Did you know? Llyn y Fan Fach was voted one of the top 1000 places in the world to visit by the Lonely Planet and is a must-see on any road trip of Wales. For more walks that visit the lakes of Llyn y Fan Fach and Llyn y Fan Fawr, see this guide.
- Waterfalls in the Brecon Beacons
- Top things to do in the Brecon Beacons
- The Wellington Bomber crash site walk from Blaen-y-Glyn
What to Pack When Hiking the Black Mountain
For a complete mountain day packing list take a look at this post, but here are some of the essentials.
- Waterproofs – of course, it’s Wales! But seriously, weather can change quickly in the mountains so it’s always best to be prepared.
- Water – bottles with filters are very handy for safely refilling in streams and rivers. Discover which filtered water bottle is right for you in this handy guide!

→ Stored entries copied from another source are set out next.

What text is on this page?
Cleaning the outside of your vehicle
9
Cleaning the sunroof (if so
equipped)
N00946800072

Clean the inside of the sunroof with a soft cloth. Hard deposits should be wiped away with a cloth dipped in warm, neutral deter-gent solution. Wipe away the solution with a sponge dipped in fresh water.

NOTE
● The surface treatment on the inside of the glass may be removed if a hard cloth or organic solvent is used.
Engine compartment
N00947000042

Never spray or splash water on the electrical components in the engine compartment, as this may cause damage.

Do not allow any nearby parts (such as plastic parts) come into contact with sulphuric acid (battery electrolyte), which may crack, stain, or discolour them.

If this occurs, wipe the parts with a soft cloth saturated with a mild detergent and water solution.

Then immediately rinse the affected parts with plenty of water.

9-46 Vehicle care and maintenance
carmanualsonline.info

- A hat and warm layers for the top where it’s quite exposed
- Good hiking shoes/boots – The approach to the lake is often boggy and the “ladder” can be slippery
- The relevant Brecon Beacons map and compass
- This path is marked on maps.me so download the map before you go
Accommodation Near This Crash Site Walk
Cwtch Bach is a gorgeous stone bricked holiday home situated in pretty Ammanford and Pentre Riding Stables is a B&B in Abercraf which is perfectly located for this walk.
If you’re looking for something altogether more grand, how about staying in a castle? Craig y Nos Castle is just a short drive from the start of this click and a fun place to rest those weary legs after a day on the hills.
Final Thoughts On Visiting The Vampire Jet Crash Site
The VZ106 Vampire jet crash site walk is a beautiful but little known hike in the Brecon Beacons. At only 8km in length, this out and back walk is made more challenging by the amount of elevation required, particularly to attain the Carmarthen fans ridge above Llyn y fan fawr. If you’re looking for a scenic but moderately challenging walk in the Black Mountain range, the vampire jet crash site is certainly a top contender.